Seçilmişler

5.5K 358 67
                                    

"Gerçek bir grup olmaya var mısınız?" diye sordum. 

Çağatay ayağa kalkıp elimin üstüne elini koydu. Çağatay'ın elinin üstüne Koray elini koyunca Emircan'a baktık.

Ağzına yine bir şeyler tıktıktan sonra ayağa kalktı ve elini Koray'ın elinin üstüne koydu.

Gülümseyerek "Seçilmişler olarak ödül için değil kendimizi düzeltmek ve birbirimiz için bu görevi yapacağız." dedim.

"Seçilmişler hoşuma gitti." dedi Koray.

"Tabii oğlum. Sonuçta ben buldum." dedim.

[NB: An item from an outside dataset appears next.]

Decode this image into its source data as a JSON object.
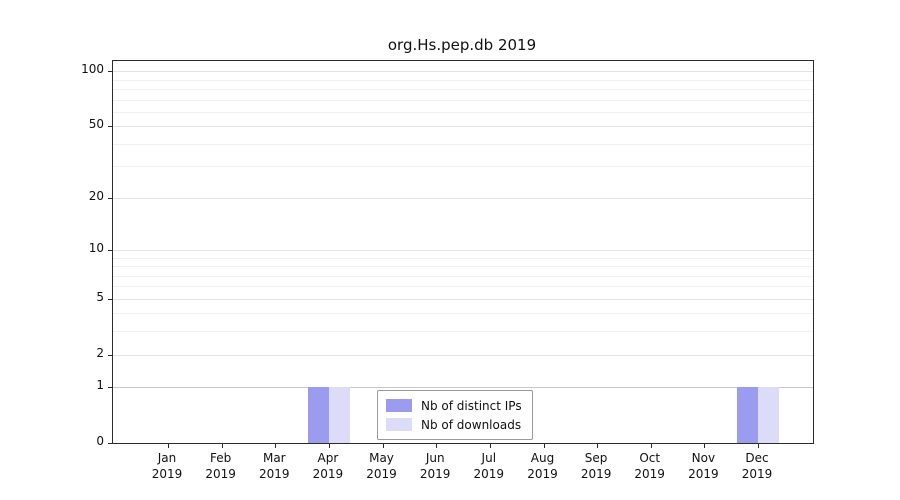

"O zaman sana ödül olarak bulaşıkları bırakıyoruz." diyerek Emircan ile birlikte kaçan Koray'ın ardından "Seni elime geçirirsem fena olur!" diye bağırdım.

"Bizde seni!" diye bağıran Koray ile yüzümü buruşturdum.

"Bir yardımcı ister misin?" diye sordu Çağatay.

"İşte adam bu! Adam!" diye bağırdım.

"İş yapmayacaksak adam olmayabiliriz." diye seslenen Koray'a "Hödük!" diye bağırdım.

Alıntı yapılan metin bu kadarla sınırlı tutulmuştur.